The media spectacle of actor Geoffrey Rush’s defamation case against The Daily Telegraph’s publisher Nationwide News and gossip columnist Jonathon Moran continued yesterday as a Federal Court hearing room was again packed out as a decision was made public.
Rush is likely to receive record damages after the court found the Tele defamed him in its now-infamous “King Leer” front page story about inappropriate behaviour to a castmate during a production of King Lear. In finding Rush had been defamed, the court took the evidence of Rush, his director and friend Neil Armfield, Robyn Nevin and Helen Buday over that of the castmate, Eryn Jean Norvill, 34, and the one other actor who gave evidence for the Tele Mark Winter.

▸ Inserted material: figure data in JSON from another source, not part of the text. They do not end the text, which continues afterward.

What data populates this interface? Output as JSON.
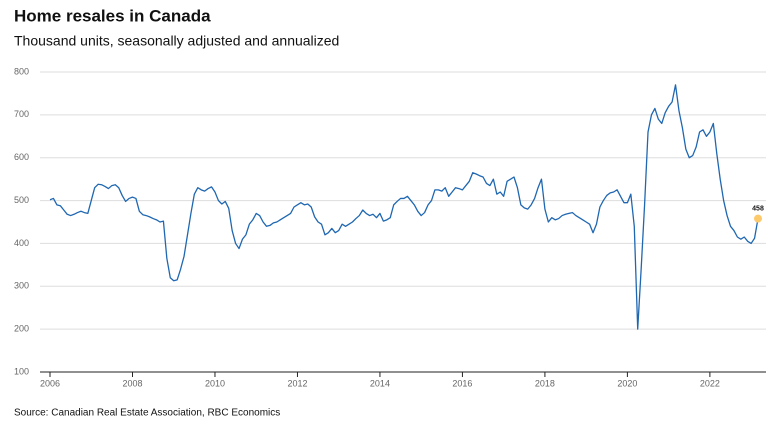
{
  "chart_data": {
    "type": "line",
    "title": "Home resales in Canada",
    "subtitle": "Thousand units, seasonally adjusted and annualized",
    "source": "Source: Canadian Real Estate Association, RBC Economics",
    "categories": [
      "2006",
      null,
      null,
      null,
      null,
      null,
      null,
      null,
      null,
      null,
      null,
      null,
      null,
      null,
      null,
      null,
      null,
      null,
      null,
      null,
      null,
      null,
      null,
      null,
      "2008",
      null,
      null,
      null,
      null,
      null,
      null,
      null,
      null,
      null,
      null,
      null,
      null,
      null,
      null,
      null,
      null,
      null,
      null,
      null,
      null,
      null,
      null,
      null,
      "2010",
      null,
      null,
      null,
      null,
      null,
      null,
      null,
      null,
      null,
      null,
      null,
      null,
      null,
      null,
      null,
      null,
      null,
      null,
      null,
      null,
      null,
      null,
      null,
      "2012",
      null,
      null,
      null,
      null,
      null,
      null,
      null,
      null,
      null,
      null,
      null,
      null,
      null,
      null,
      null,
      null,
      null,
      null,
      null,
      null,
      null,
      null,
      null,
      "2014",
      null,
      null,
      null,
      null,
      null,
      null,
      null,
      null,
      null,
      null,
      null,
      null,
      null,
      null,
      null,
      null,
      null,
      null,
      null,
      null,
      null,
      null,
      null,
      "2016",
      null,
      null,
      null,
      null,
      null,
      null,
      null,
      null,
      null,
      null,
      null,
      null,
      null,
      null,
      null,
      null,
      null,
      null,
      null,
      null,
      null,
      null,
      null,
      "2018",
      null,
      null,
      null,
      null,
      null,
      null,
      null,
      null,
      null,
      null,
      null,
      null,
      null,
      null,
      null,
      null,
      null,
      null,
      null,
      null,
      null,
      null,
      null,
      "2020",
      null,
      null,
      null,
      null,
      null,
      null,
      null,
      null,
      null,
      null,
      null,
      null,
      null,
      null,
      null,
      null,
      null,
      null,
      null,
      null,
      null,
      null,
      null,
      "2022",
      null,
      null,
      null,
      null,
      null,
      null,
      null,
      null,
      null,
      null,
      null,
      null,
      null,
      null
    ],
    "series": [
      {
        "name": "Home resales",
        "color": "#1f67b1",
        "values": [
          502,
          505,
          490,
          488,
          478,
          468,
          465,
          468,
          472,
          475,
          472,
          470,
          500,
          530,
          538,
          537,
          533,
          528,
          535,
          537,
          530,
          512,
          498,
          505,
          508,
          505,
          475,
          467,
          465,
          462,
          458,
          455,
          450,
          452,
          365,
          320,
          313,
          315,
          340,
          370,
          420,
          470,
          515,
          530,
          525,
          522,
          528,
          532,
          520,
          500,
          492,
          498,
          482,
          430,
          400,
          388,
          410,
          420,
          445,
          455,
          470,
          465,
          450,
          440,
          442,
          448,
          450,
          455,
          460,
          465,
          470,
          485,
          490,
          495,
          490,
          492,
          485,
          462,
          450,
          445,
          420,
          425,
          435,
          425,
          430,
          445,
          440,
          445,
          450,
          458,
          465,
          478,
          470,
          465,
          468,
          460,
          470,
          452,
          455,
          460,
          490,
          498,
          505,
          505,
          510,
          500,
          490,
          475,
          465,
          472,
          490,
          500,
          525,
          525,
          522,
          530,
          510,
          520,
          530,
          528,
          525,
          535,
          545,
          565,
          562,
          558,
          555,
          540,
          535,
          550,
          515,
          520,
          510,
          545,
          550,
          555,
          530,
          490,
          483,
          480,
          490,
          505,
          530,
          550,
          480,
          450,
          460,
          455,
          458,
          465,
          468,
          470,
          472,
          465,
          460,
          455,
          450,
          445,
          425,
          445,
          485,
          500,
          512,
          518,
          520,
          525,
          510,
          495,
          495,
          515,
          440,
          200,
          340,
          490,
          660,
          700,
          715,
          690,
          680,
          705,
          720,
          730,
          770,
          710,
          670,
          620,
          600,
          605,
          625,
          660,
          665,
          650,
          660,
          680,
          610,
          550,
          500,
          465,
          440,
          430,
          415,
          410,
          415,
          405,
          400,
          412,
          458
        ]
      }
    ],
    "highlight_color": "#fcc96b",
    "ylim": [
      100,
      800
    ],
    "yticks": [
      100,
      200,
      300,
      400,
      500,
      600,
      700,
      800
    ],
    "grid": true
  }
}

Norvill didn’t participate in the Tele’s story and had not wanted her complaint made public, but gave evidence during the trial and sat just metres away from Rush in the courtroom in Sydney’s legal district yesterday, wearing a purple shirt and purple ribbon on her blazer — the colour of International Women’s Day. Journalists typing furiously glanced up at her as Justice Michael Wigney dismissed her evidence, saying she was prone to exaggeration and there were too many inconsistencies between her evidence and her behaviour at the time of the alleged inappropriate behaviour. Behind Rush were supporters and onlookers — mostly of his generation — including Nevin.

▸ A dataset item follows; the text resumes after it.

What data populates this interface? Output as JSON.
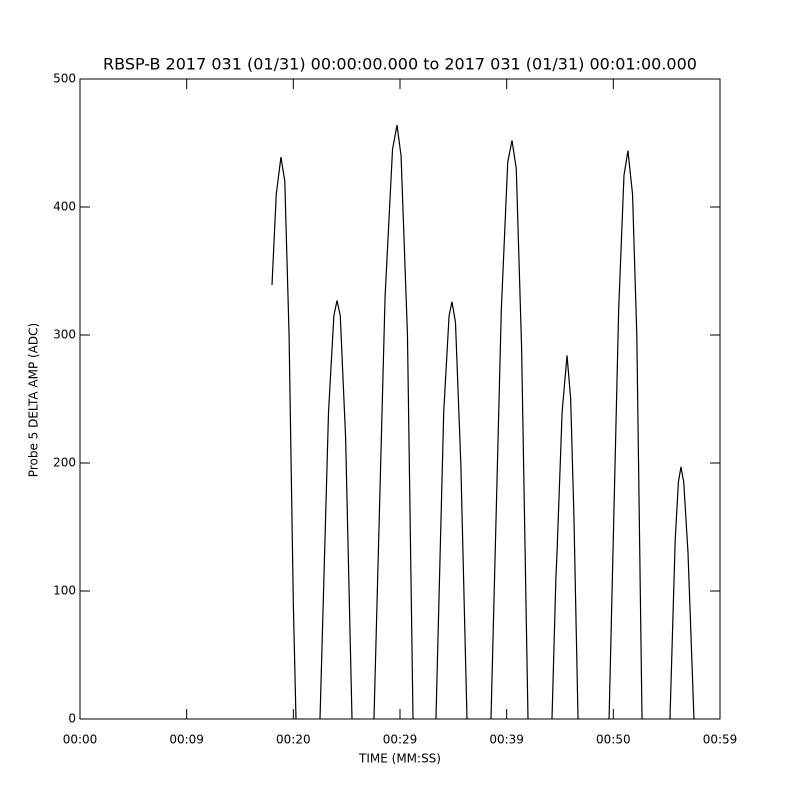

In weighing up Norvill’s evidence, Wigney said he couldn’t accept it given that she had given interviews at the time of the production praising Rush, and because she had shown signs of friendship towards him — things Norvill attributed at trial to the power imbalance between herself and Rush. He also said he found “on the balance of probabilities” that the inappropriate touching she claimed never happened, believing the evidence of Armfield and the other, senior castmates.
Wigney said his role was only to apply the law of defamation. “It is not for the court to provide some broader social commentary about sexual harassment in the theatre or entertainment industry in Australia, or the Me Too movement, or the effect that Australia’s defamation laws may have in relation to that movement,” he said.
Outside court, Norvill said she stood by her evidence at trial (“I was there”) and called for change in her industry. “We need to make genuine cultural change in our professions and industries,” she said. “We can do it, but only if we acknowledge and confront with honesty the problems and complexities of power imbalances in our workplaces. It has to be possible for a young woman working in theatre, who feels unsafe in her workplace to get that situation fixed.”
She also thanked actor Yael Stone, who told the ABC and The New York Times that Rush had acted inappropriately toward her when they were acting together in the Belvoir St’s Diary of a Madman. Stone said she’d felt unable to speak up at the time because of the power imbalance between herself as an emerging actor, and the very well known Rush.
The generational divide between supporters for Rush and Norvill was clear. As Norvill was speaking outside court, a woman of Rush’s generation stopped to ask what the media pack was about. When told Rush won, she emphatically said, “Good”, and stalked off. Shortly afterwards on social media, a different demographic got a Twitter hashtag trending in support of Norvill — #IstandwithEJ.
While Wigney was critical of Norvill, he acknowledged she hadn’t chosen to be involved in the Tele’s story, and he saved his harshest words for the Sydney tabloid. He said it was a “sad and unfortunate case” that would have been better dealt with in a different way to a defamation proceeding. In finding that Rush was entitled to aggravated damages ($850,000), he said the articles were published in an “extravagant, excessive and sensationalist manner”, without regard to the truth of falsity of the imputations they published. “This was, in all the circumstances, a recklessly irresponsible piece of sensationalist journalist of the worst kind,” he said.
The messy trial is over — both Rush and Norvill said outside court that there were no winners — but the implications will flow on as lawyers return to court next month to argue what is likely to be millions of dollars of compensation for economic loss, in addition to the aggravated damages already awarded.